Нет-то, нет-то через недельки полторы притерпелись, перестали цепляться, но Черныш так и держался от остальных особнячком.
***
После коровьего молока Дарёнка пошла на поправку. Болячки сошли. Тельце, беленькое, с очень нежной кожей, стало понемногу наливаться. Щечки порозовели. От всеобщего внимания и теплоты испуг и затравленное состояние у нее сошли быстро. Карие глазенята поблескивали, как звездочки, а в широко улыбающемся ротике обнаружилось два зубика.
Маленькая озорница шустро, не догонишь, ползала по утрамбованному полу под навесом, гулькала, пускала пузыри, пищала, в общем, вела себя как все младенцы на свете.

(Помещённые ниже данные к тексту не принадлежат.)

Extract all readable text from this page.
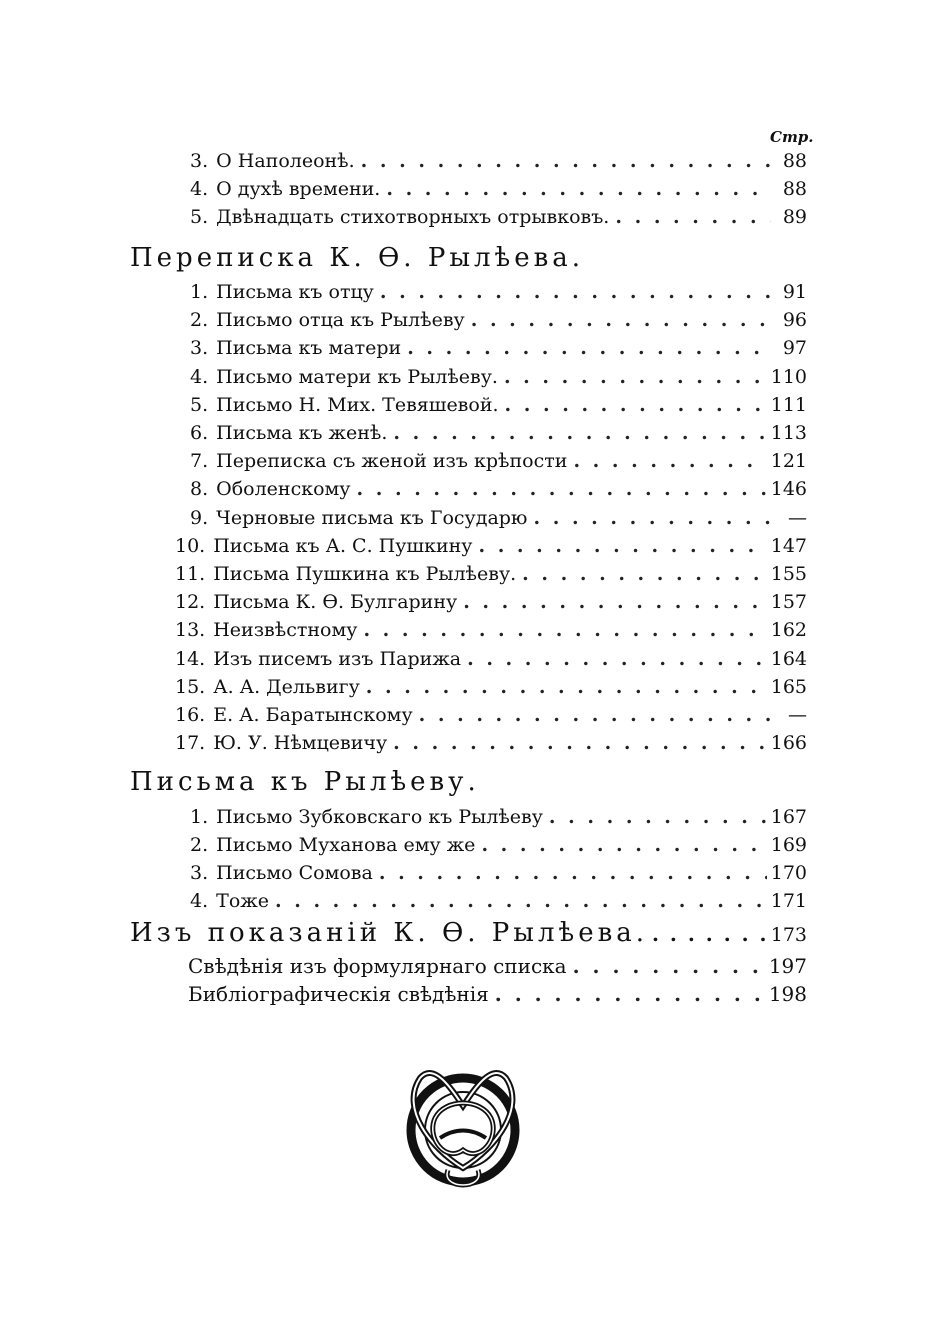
Стр.
3. О Наполеонѣ. . . .	88
4. О духѣ времени. . . .	88
5. Двѣнадцать стихотворныхъ отрывковъ. . . .	89
Переписка К. Ѳ. Рылѣева.
1. Письма къ отцу . . .	91
2. Письмо отца къ Рылѣеву . . .	96
3. Письма къ матери . . .	97
4. Письмо матери къ Рылѣеву. . . .	110
5. Письмо Н. Мих. Тевяшевой. . . .	111
6. Письма къ женѣ. . . .	113
7. Переписка съ женой изъ крѣпости . . .	121
8. Оболенскому . . .	146
9. Черновые письма къ Государю . . .	—
10. Письма къ А. С. Пушкину . . .	147
11. Письма Пушкина къ Рылѣеву. . . .	155
12. Письма К. Ѳ. Булгарину . . .	157
13. Неизвѣстному . . .	162
14. Изъ писемъ изъ Парижа . . .	164
15. А. А. Дельвигу . . .	165
16. Е. А. Баратынскому . . .	—
17. Ю. У. Нѣмцевичу . . .	166
Письма къ Рылѣеву.
1. Письмо Зубковскаго къ Рылѣеву . . .	167
2. Письмо Муханова ему же . . .	169
3. Письмо Сомова . . .	170
4. Тоже . . .	171
Изъ показаній К. Ѳ. Рылѣева. . . .	173
Свѣдѣнія изъ формулярнаго списка . . .	197
Библіографическія свѣдѣнія . . .	198
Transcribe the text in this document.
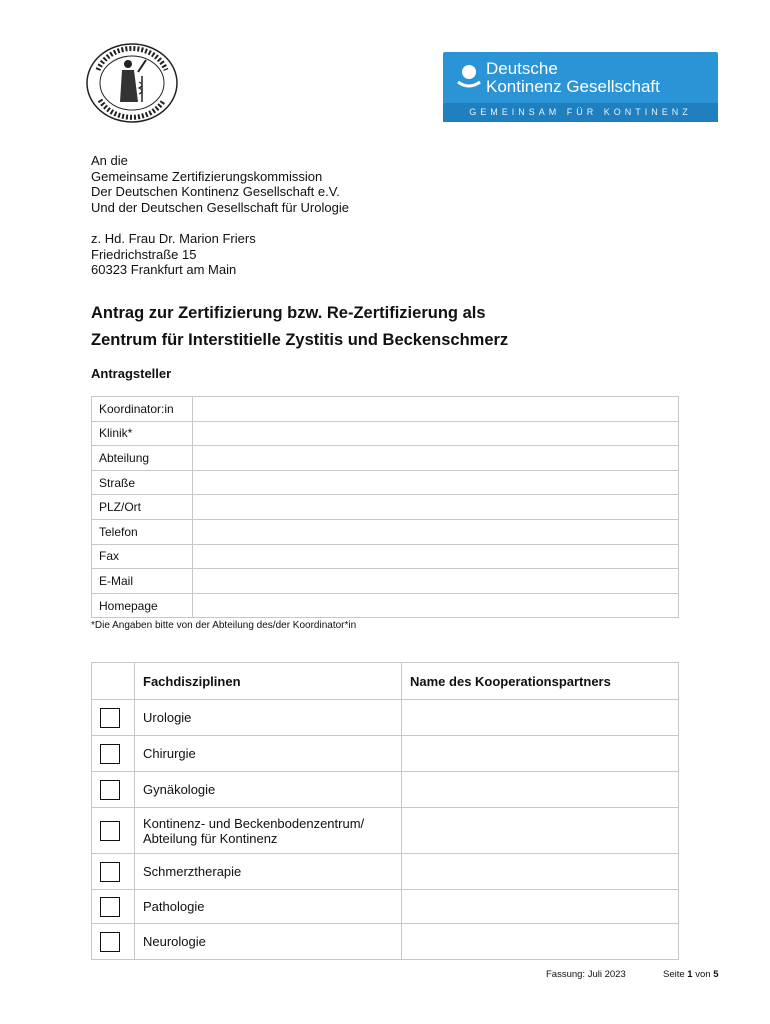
Deutsche
Kontinenz Gesellschaft
GEMEINSAM FÜR KONTINENZ
An die
Gemeinsame Zertifizierungskommission
Der Deutschen Kontinenz Gesellschaft e.V.
Und der Deutschen Gesellschaft für Urologie
z. Hd. Frau Dr. Marion Friers
Friedrichstraße 15
60323 Frankfurt am Main
Antrag zur Zertifizierung bzw. Re-Zertifizierung als
Zentrum für Interstitielle Zystitis und Beckenschmerz
Antragsteller
Koordinator:in	
Klinik*	
Abteilung	
Straße	
PLZ/Ort	
Telefon	
Fax	
E-Mail	
Homepage	
*Die Angaben bitte von der Abteilung des/der Koordinator*in
	Fachdisziplinen	Name des Kooperationspartners

	Urologie	

	Chirurgie	

	Gynäkologie	

	Kontinenz- und Beckenbodenzentrum/
Abteilung für Kontinenz	

	Schmerztherapie	

	Pathologie	

	Neurologie	
Fassung: Juli 2023	Seite 1 von 5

Васятка, на удивление, привязался к девочке. Всюду таскал ее за собой, тетешкал, укладывал спать рядышком. Бурчал, когда среди ночи малышка устраивала «потоп», но отдельно не клал. Перемещались на сухое место, укрывались, так и спали – в обнимку. Научил её играть в «ладушки». По полчаса могли сидеть друг против дружки, стукаться лбами приговаривая: «баран-баран-тук». Или загибать пальчики: «сорока-воровка кашку варила, деток кормила, этому дала…» Малышке быстро надоедала длинная потешка, она радостно вздыхала, взмахивала ручонками и прикрывала ладошками макушечку, ждала когда мальчик произнесёт: «на головку сели». Очень любила играть в «прятушки», накрывалась какой-нибудь шмуткой, замирала и ждала, хихикая, пока Васятка «ищет»
– А где Дарёна? Нету! А-аа, вот она!! Мальчик стаскивал покрывало, хватал её, тискал, щекотал. Дашка визжала, вырывалась, пыталась удрать, ползком, как червячок.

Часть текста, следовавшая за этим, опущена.